Est. Reading Time: 2 minutes

“Okay… I’m doing this,” a woman says with a small tremor in her voice. “There is something that I want you to know, and that something is...” She pauses–eyebrows lifted as she takes a large gulp of air.

“...I’m gay.”

On June 9th, internet celebrity Ingrid Nilsen disclosed her sexual orientation to millions of subscribers on YouTube. However, Nilsen is not the only person to have released a “coming out” video in the recent months; popular content creators such as Joey Graceffa, Connor Franta, and the Rhodes Brothers are among many who have done the same.

In our increasingly connected world, all forms of coming out statements have been brought into the forefront of our social media. Take fourth-year Life Science student Kevan McDougall’s story, for instance.

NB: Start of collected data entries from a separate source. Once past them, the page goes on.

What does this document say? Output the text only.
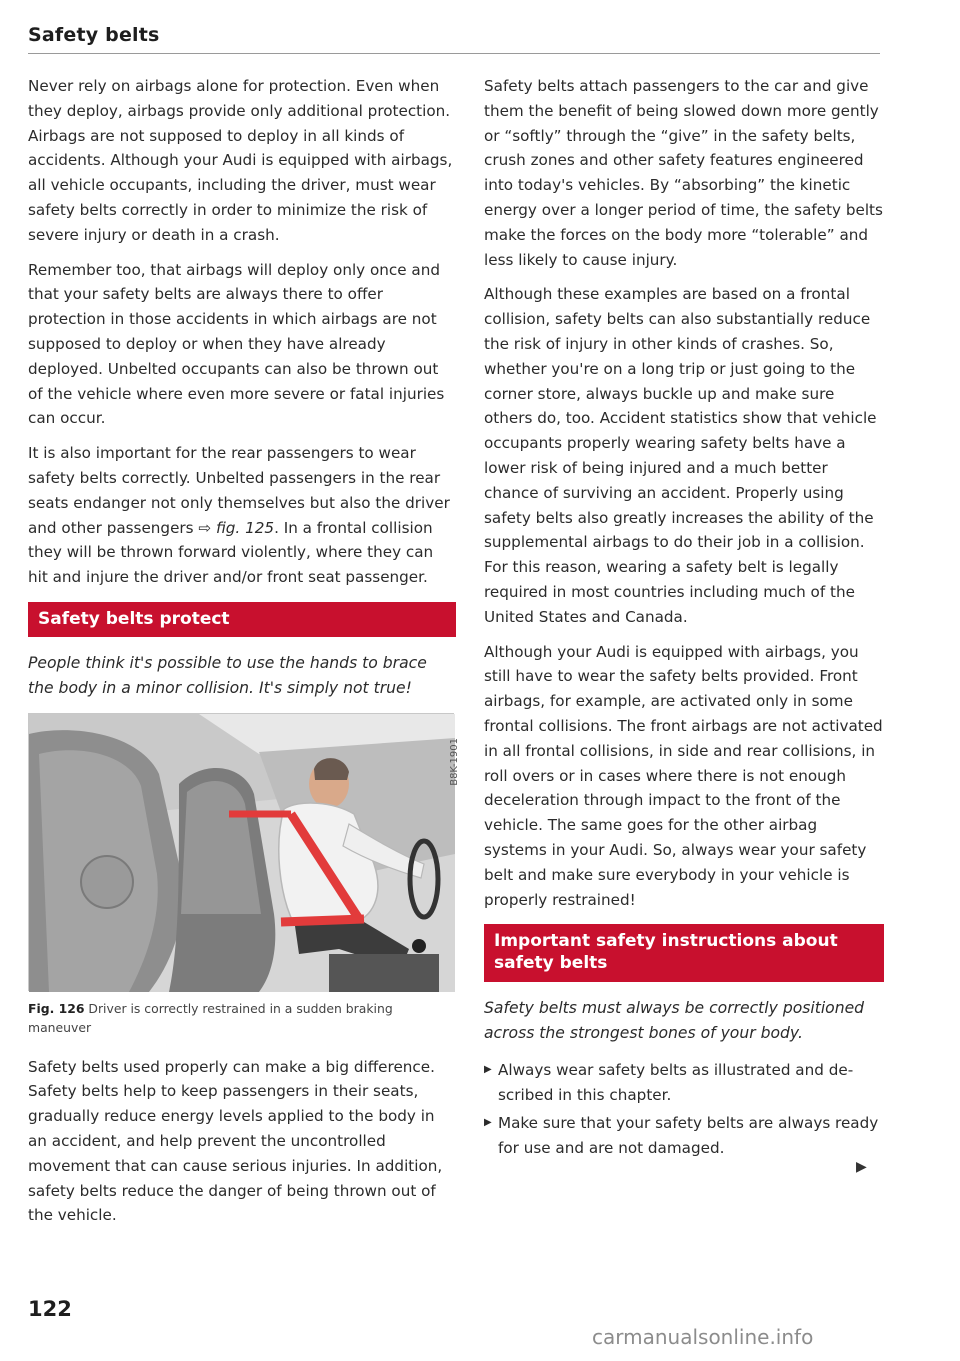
Safety belts

Never rely on airbags alone for protection. Even when they deploy, airbags provide only additional protection. Airbags are not supposed to deploy in all kinds of accidents. Although your Audi is equipped with airbags, all vehicle occupants, including the driver, must wear safety belts correctly in order to minimize the risk of severe injury or death in a crash.

Remember too, that airbags will deploy only once and that your safety belts are always there to offer protection in those accidents in which airbags are not supposed to deploy or when they have already deployed. Unbelted occupants can also be thrown out of the vehicle where even more severe or fatal injuries can occur.

It is also important for the rear passengers to wear safety belts correctly. Unbelted passengers in the rear seats endanger not only themselves but also the driver and other passengers ⇨ fig. 125. In a frontal collision they will be thrown forward violently, where they can hit and injure the driver and/or front seat passenger.

Safety belts protect

People think it's possible to use the hands to brace the body in a minor collision. It's simply not true!

B8K-1901

Fig. 126 Driver is correctly restrained in a sudden braking maneuver

Safety belts used properly can make a big difference. Safety belts help to keep passengers in their seats, gradually reduce energy levels applied to the body in an accident, and help prevent the uncontrolled movement that can cause serious injuries. In addition, safety belts reduce the danger of being thrown out of the vehicle.

Safety belts attach passengers to the car and give them the benefit of being slowed down more gently or “softly” through the “give” in the safety belts, crush zones and other safety features engineered into today's vehicles. By “absorbing” the kinetic energy over a longer period of time, the safety belts make the forces on the body more “tolerable” and less likely to cause injury.

Although these examples are based on a frontal collision, safety belts can also substantially reduce the risk of injury in other kinds of crashes. So, whether you're on a long trip or just going to the corner store, always buckle up and make sure others do, too. Accident statistics show that vehicle occupants properly wearing safety belts have a lower risk of being injured and a much better chance of surviving an accident. Properly using safety belts also greatly increases the ability of the supplemental airbags to do their job in a collision. For this reason, wearing a safety belt is legally required in most countries including much of the United States and Canada.

Although your Audi is equipped with airbags, you still have to wear the safety belts provided. Front airbags, for example, are activated only in some frontal collisions. The front airbags are not activated in all frontal collisions, in side and rear collisions, in roll overs or in cases where there is not enough deceleration through impact to the front of the vehicle. The same goes for the other airbag systems in your Audi. So, always wear your safety belt and make sure everybody in your vehicle is properly restrained!

Important safety instructions about safety belts

Safety belts must always be correctly positioned across the strongest bones of your body.

▶ Always wear safety belts as illustrated and described in this chapter.
▶ Make sure that your safety belts are always ready for use and are not damaged.
▶
122
carmanualsonline.info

In a “Humans of McMaster” post back in March (which has been viewed over 10,000 times) McDougall shared that he owed himself the courage to be more vulnerable, before discussing personal experiences with his mental health and identifying as gay.

While some may liken coming out online to a social media fad–a contest for internet virality–it is in reality anything but a simple fad. Coming out is a highly personal process that is not reduced to a single event in time.

“It was definitely a process,” McDougall shares, “one that included coming to terms with myself, speaking with family, coming to university, and being in the right, supportive environment.” The reality of all coming out experiences is that most of it happens away from cameras and cellphones. It is a natural and ongoing process of personal discovery that can span from weeks to years, and even decades.

Although coming out statements today are increasingly met with acceptance, there has also been space for fair criticism. Specifically, in an age where the discourse of LGBTQ+ related issues is moving towards normalization, we find ourselves living with a strange dissonance in which this discourse is simultaneously normalized and sometimes interpreted as being over-dramatized, especially when shared online or in public forums.

“Moving forward, I think we need to stop treating LGBTQ+ discussions as an abnormal topic we always dance around,” explains Jennifer Chan, a third-year Psychology, Neuroscience, and Behaviour student, “we are just people who want to love and be loved–like everyone else.”

Similarly, Marina Monahar, a third-year Communication Sudies and Multimedia student, also encourages readers to think about coming out differently.

“Sexuality is very fluid, and people should do as they please without labels.”

While it may not be possible to completely wipe out the idea of publicly coming out, what we can do is redefine the phrase for ourselves. Choose to see coming out as an enlightening process of self-discovery, instead of a single moment when one dramatically comes out of hiding. Choose to learn about the fluidity and plurality of our sexualities, and choose to understand everyone’s story. The only thing we should come out of is a closed mind.